200 Retired American Generals Urge Congress to Reject Iran Deal

A group of nearly 200 retired generals and admirals sent a letter to Congress Wednesday urging lawmakers to reject the Iran nuclear agreement, The Washington Post reported.

The letter is the latest in a blizzard of missives petitioning Congress to either support or oppose the agreement with Iran.

So far, letters have been sent by ad hoc groupings of rabbis, nuclear scientists, arms control and nonproliferation experts, as well as former ambassadors and even prominent Hollywood Jews.

The latest letter, addressed to Republican and Democratic leaders in the Senate and the House, is a response to one sent last week by three dozen retired senior military officers who support the nuclear deal.

“The agreement will enable Iran to become far more dangerous, render the Mideast still more unstable and introduce new threats to American interests as well as our allies,” the letter states, according to The Washington Post.

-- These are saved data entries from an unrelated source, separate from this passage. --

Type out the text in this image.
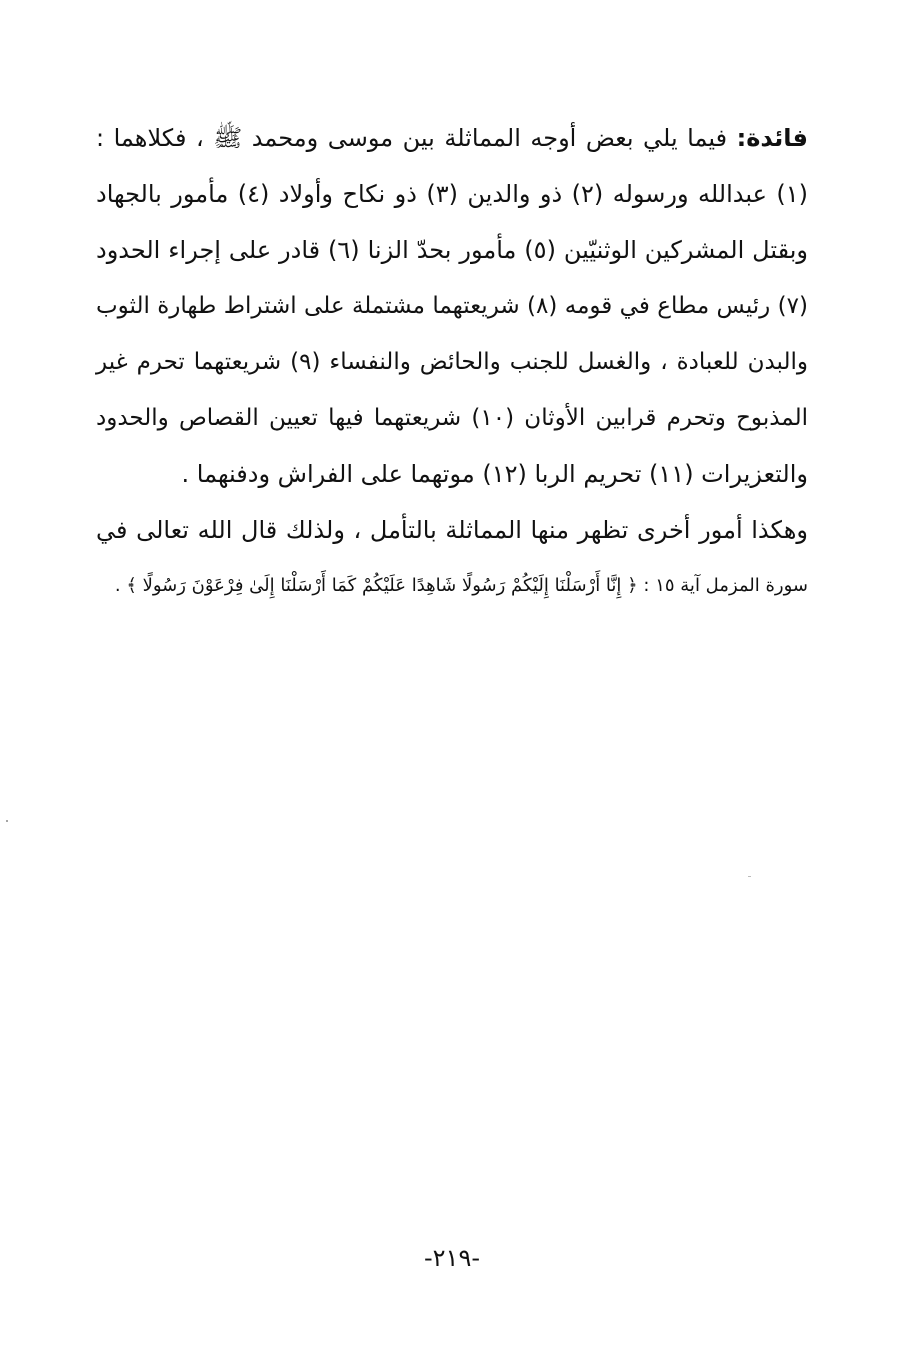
فائدة: فيما يلي بعض أوجه المماثلة بين موسى ومحمد ﷺ ، فكلاهما :
(١) عبدالله ورسوله (٢) ذو والدين (٣) ذو نكاح وأولاد (٤) مأمور بالجهاد
وبقتل المشركين الوثنيّين (٥) مأمور بحدّ الزنا (٦) قادر على إجراء الحدود
(٧) رئيس مطاع في قومه (٨) شريعتهما مشتملة على اشتراط طهارة الثوب
والبدن للعبادة ، والغسل للجنب والحائض والنفساء (٩) شريعتهما تحرم غير
المذبوح وتحرم قرابين الأوثان (١٠) شريعتهما فيها تعيين القصاص والحدود
والتعزيرات (١١) تحريم الربا (١٢) موتهما على الفراش ودفنهما .
وهكذا أمور أخرى تظهر منها المماثلة بالتأمل ، ولذلك قال الله تعالى في
سورة المزمل آية ١٥ : ﴿ إِنَّا أَرْسَلْنَا إِلَيْكُمْ رَسُولًا شَاهِدًا عَلَيْكُمْ كَمَا أَرْسَلْنَا إِلَىٰ فِرْعَوْنَ رَسُولًا ﴾ .
-٢١٩-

The signatories include retired generals and flag officers from every branch of service, including a handful who were involved in some public controversies during their careers.

One is William G. “Jerry” Boykin, the former undersecretary of defense for intelligence under President George W. Bush and currently executive vice president of the Family Research Council.

It also was signed by John Poindexter and Richard Secord, who were involved in the Iran Contra affair in the Reagan administration, in which arms were sold to Iran to fund the Contras in Nicaragua.

Many of the signatories served in the White House, under Democratic administrations as well as Republican, noted The Washington Post. The only thing they appear to have in common is that they consider the Iran deal a threat to U.S. interests in the region and its own national security.

Leon A. “Bud” Edney, a retired admiral who served as vice chief of naval operations, initiated the letter after he read the letter by other retired officers in support of the Iran nuclear deal.

“I looked at the letter they published, and thought it was very weak,” said Edney. “I just don’t agree with it.” He then got the alternative viewpoint rolling through e-mails sent to some of his Navy and Marine friends. They in turn passed it on.

Congress continues to review the deal, which it has until September 17 to accept or reject.

The White House said earlier on Wednesday that the Obama administration is focused on building enough support for the Iran deal to keep Congress from "spoiling" it.

"There are several indications that we are succeeding in our effort to build support in Congress," White House spokesman Josh Earnest told reporters.

Supporters of the agreement have had the momentum growing in their favor. A 29th senator, Democrat Patty Murray of Washington, came out in favor of the deal on Tuesday.

So far, only two Senate Democrats — New York's Chuck Schumer and New Jersey's Bob Menendez — have announced that they will vote against the deal, though several key Democratic senators have yet to announce their position.

On Tuesday, Republican Bob Menendez, who chairs the Foreign Relations Committee and is a leading voice against the deal, acknowledged that the White House lobbying campaign for the Iran nuclear deal has generated results, and said he doesn't know if opponents of the deal can prevail.